I like David Weber novels, even though they are terrible, in the same way that I like action movies. You more or less know what is going to happen, and you can tell the good guys from the bad guys in the first page or scene, and the dialogue is vastly different from anything any person might ever actually say, but the enjoyment comes in watching it all come together, with the occasional unexpected plot twist thrown in for fun.

I just read “Off Armageddon Reef.” It has some reasonable SF tropes, all three types of Weber characters—noble, misguided, and perfidious—good battle scenes, fast action, stilted dialogue, almost no sex (though there is a somewhat odd repressed hetero/homosexual (hey, it’s SF) relationship which Weber may or may not have intended). What’s not to like?

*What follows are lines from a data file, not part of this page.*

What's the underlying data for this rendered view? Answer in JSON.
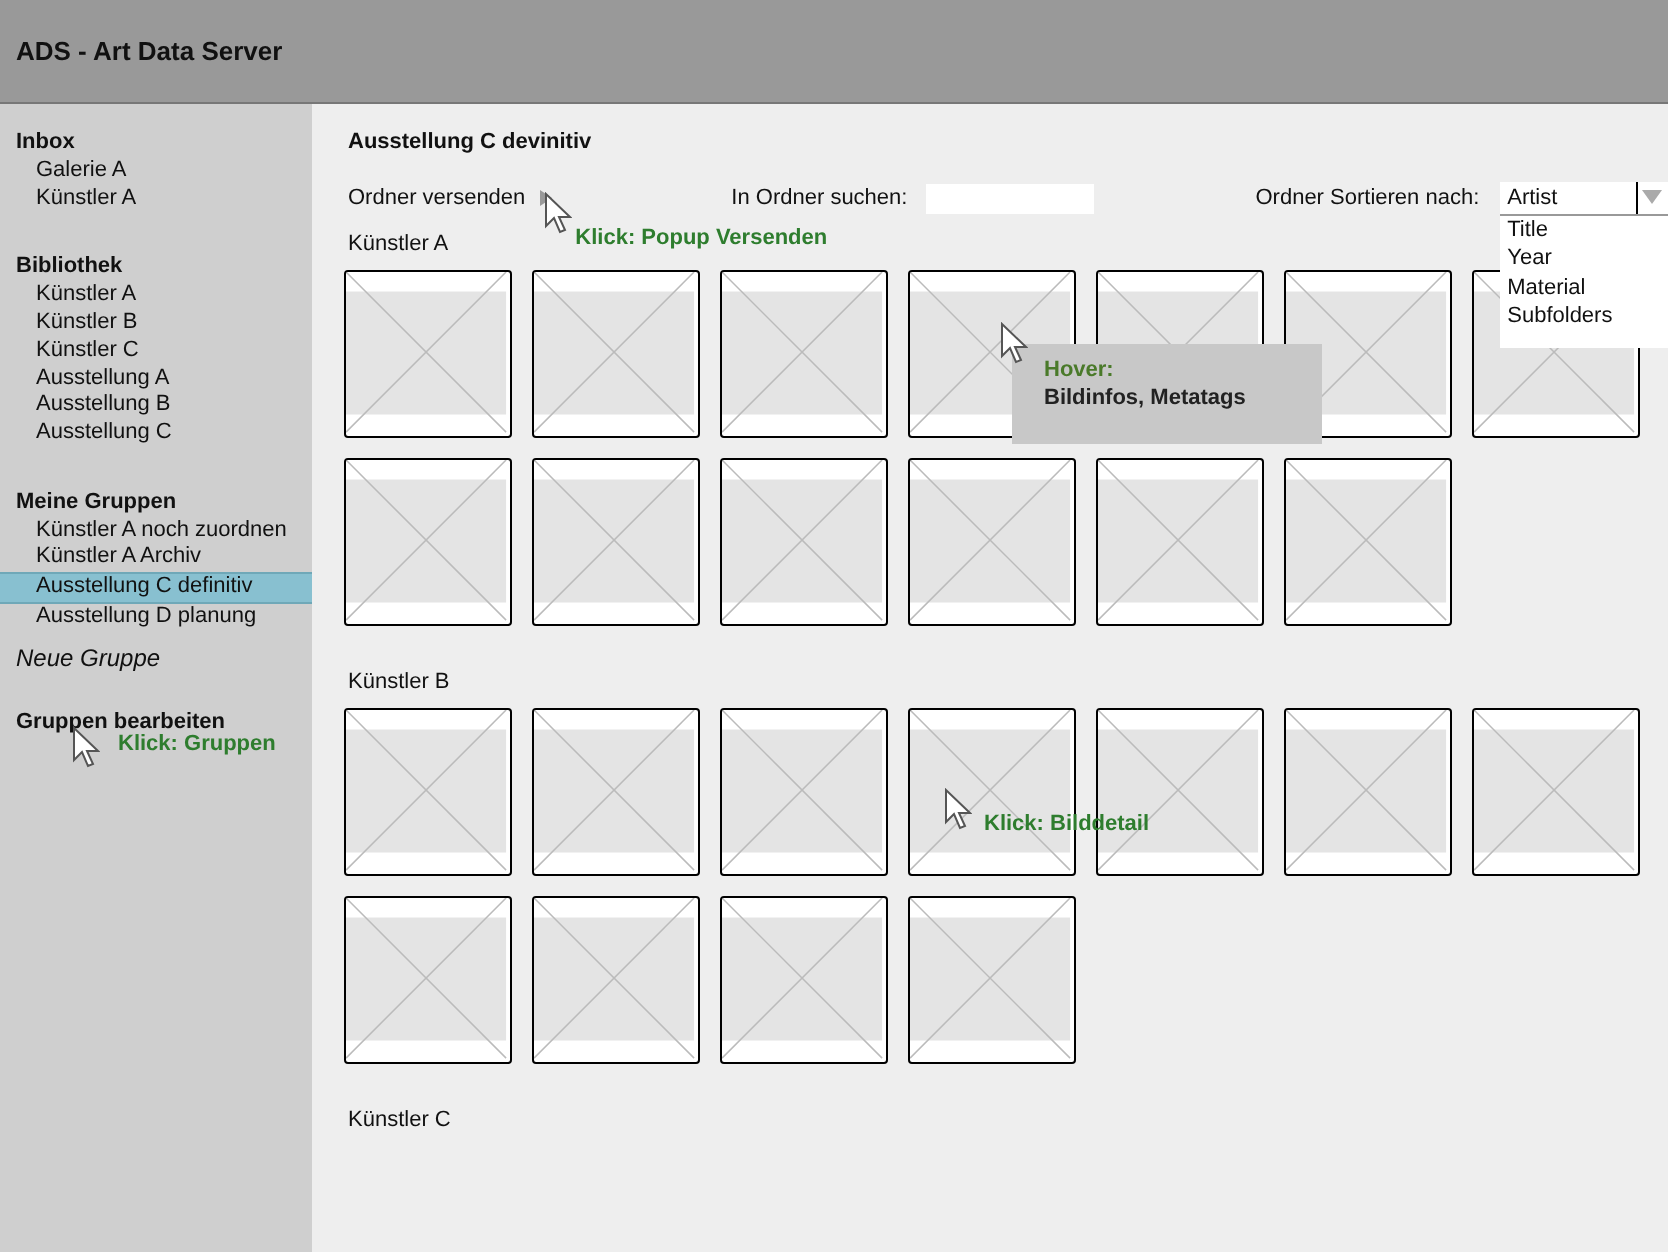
{
  "header": {
    "title": "ADS - Art Data Server"
  },
  "sidebar": {
    "sections": [
      {
        "heading": "Inbox",
        "items": [
          {
            "label": "Galerie A",
            "selected": false
          },
          {
            "label": "Künstler A",
            "selected": false
          }
        ]
      },
      {
        "heading": "Bibliothek",
        "items": [
          {
            "label": "Künstler A",
            "selected": false
          },
          {
            "label": "Künstler B",
            "selected": false
          },
          {
            "label": "Künstler C",
            "selected": false
          },
          {
            "label": "Ausstellung A",
            "selected": false
          },
          {
            "label": "Ausstellung B",
            "selected": false
          },
          {
            "label": "Ausstellung C",
            "selected": false
          }
        ]
      },
      {
        "heading": "Meine Gruppen",
        "items": [
          {
            "label": "Künstler A noch zuordnen",
            "selected": false
          },
          {
            "label": "Künstler A Archiv",
            "selected": false
          },
          {
            "label": "Ausstellung C definitiv",
            "selected": true
          },
          {
            "label": "Ausstellung D planung",
            "selected": false
          }
        ]
      }
    ],
    "actions": [
      {
        "label": "Neue Gruppe",
        "kind": "italic"
      },
      {
        "label": "Gruppen bearbeiten",
        "kind": "bold",
        "note": "Klick: Gruppen"
      }
    ]
  },
  "main": {
    "title": "Ausstellung C devinitiv",
    "toolbar": {
      "send_label": "Ordner versenden",
      "send_note": "Klick: Popup Versenden",
      "search_label": "In Ordner suchen:",
      "sort_label": "Ordner Sortieren nach:",
      "sort_value": "Artist",
      "sort_options": [
        "Title",
        "Year",
        "Material",
        "Subfolders"
      ]
    },
    "sections": [
      {
        "title": "Künstler A",
        "images": [
          {
            "hover": false
          },
          {
            "hover": false
          },
          {
            "hover": false
          },
          {
            "hover": true,
            "tooltip_title": "Hover:",
            "tooltip_text": "Bildinfos, Metatags"
          },
          {
            "hover": false
          },
          {
            "hover": false
          },
          {
            "hover": false
          },
          {
            "hover": false
          },
          {
            "hover": false
          },
          {
            "hover": false
          },
          {
            "hover": false
          },
          {
            "hover": false
          },
          {
            "hover": false
          }
        ]
      },
      {
        "title": "Künstler B",
        "images": [
          {
            "hover": false
          },
          {
            "hover": false
          },
          {
            "hover": false
          },
          {
            "hover": false,
            "note": "Klick: Bilddetail"
          },
          {
            "hover": false
          },
          {
            "hover": false
          },
          {
            "hover": false
          },
          {
            "hover": false
          },
          {
            "hover": false
          },
          {
            "hover": false
          },
          {
            "hover": false
          }
        ]
      },
      {
        "title": "Künstler C"
      }
    ]
  }
}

What’s not to like is that on a brand new world, created with what amounts to a de novo society without technology or memory of Earth (several plot points there), he has created a society of kings and nobles, with titles of nobility, etc., which is essentially identical to the society in his Honor Harrington novels, and is closely based on the English nobility. The Harrington novels are basically the French Revolution and the Napoleonic wars set in space, so copying the English nobility was perfectly fine. But in this book he’s done it all over again, with no excuse at all. He doesn’t even try to explain why the de novo society might have developed this way.

Niven and Pournelle did the same thing in “The Mote in God’s Eye,” but they at least took a page to explain why, and at least their characters knew Earth history. Weber’s characters don’t, and he doesn’t explain.

Obviously Weber’s books require considerable suspension of disbelief at the best of times, but for this book I couldn’t quite manage it.